A formal survey on the issue was widely distributed to all candidates running for the state legislature as a means of documenting their positions on the issue.
Even more important, the State Legislation Committee mobilized NARFE membership to raise their collective voices to ensure that state representatives understood the gravity of this issue and its importance to their constituents. The electronic tool developed for and provided to NARFE members to contact their state legislators was widely used and extremely useful. The word did, indeed, get out.

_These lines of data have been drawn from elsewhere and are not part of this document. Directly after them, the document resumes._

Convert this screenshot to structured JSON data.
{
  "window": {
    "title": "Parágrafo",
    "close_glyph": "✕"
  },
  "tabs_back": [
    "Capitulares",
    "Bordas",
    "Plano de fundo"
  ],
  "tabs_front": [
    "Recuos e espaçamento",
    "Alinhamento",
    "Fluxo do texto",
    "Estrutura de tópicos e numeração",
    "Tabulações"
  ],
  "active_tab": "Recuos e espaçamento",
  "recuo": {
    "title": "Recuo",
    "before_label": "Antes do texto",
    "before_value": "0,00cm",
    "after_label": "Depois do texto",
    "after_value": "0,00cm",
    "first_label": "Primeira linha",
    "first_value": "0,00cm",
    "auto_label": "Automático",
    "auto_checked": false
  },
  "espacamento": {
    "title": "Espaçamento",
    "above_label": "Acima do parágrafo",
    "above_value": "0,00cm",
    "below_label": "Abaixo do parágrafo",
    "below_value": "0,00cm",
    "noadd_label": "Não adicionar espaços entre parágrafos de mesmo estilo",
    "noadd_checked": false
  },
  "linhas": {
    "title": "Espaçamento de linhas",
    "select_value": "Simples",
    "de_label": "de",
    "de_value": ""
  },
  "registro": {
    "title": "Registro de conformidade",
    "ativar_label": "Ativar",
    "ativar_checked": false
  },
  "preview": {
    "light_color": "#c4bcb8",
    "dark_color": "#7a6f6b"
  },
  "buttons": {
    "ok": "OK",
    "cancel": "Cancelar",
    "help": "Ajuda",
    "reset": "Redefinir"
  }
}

These collective efforts did succeed in seeing sponsorship of bills in both the House of Delegates and the State Senate to address the need to decouple the state return from the federal return. House Bill 327 and Senate Bill 906 are the direct results of the NARFE implementation plan, and SB 906 was a bi-partisan effort co-sponsored by Republican Senator Andrew Serafini and Montgomery County’s own Democrat Senator Brian Feldman.
Seeing these bills before the committee was no small feat. Last year, Republican Governor Larry Hogan submitted a bill to address this injustice and, in his words, “make us whole,” as did the Chair of the House Ways & Means Committee, Democrat Delegate Anne Kaiser. Neither chose to continue their commitment to “make us whole” by resubmitting bills during the 2019 legislative session. I guess it is difficult to let go of that windfall in the state coffers even though it falls on the financial backs of Maryland taxpayers. Wonder if the fact that it is not an election year had any bearing on their decisions.
Although it looks like neither HB 327 nor SB 906 will, like last year’s versions, make it out of either committee, not all is lost. Every year that the state legislature and the governor do not rectify this injustice is another year of a tax hike on us. The fight must, therefore, continue. By April 15, 2019, the number of disgruntled Maryland middle-class taxpayers will surely grow in numbers. As the numbers grow so, too, will the outcries for justice.
Every constituent must hold his or her respective state legislators and state officeholders accountable and require them to answer two simple questions: (1) Why did you support a tax hike on me by NOT fixing the injustice of the federal tax plan on middle-class Maryland taxpayers? (2) Why did you take the money and run without “owning up” to hiking my state taxes?
If enough constituents hold their elected officials’ feet to the fire, maybe the next tax year will see some tax fairness. It’s up to you!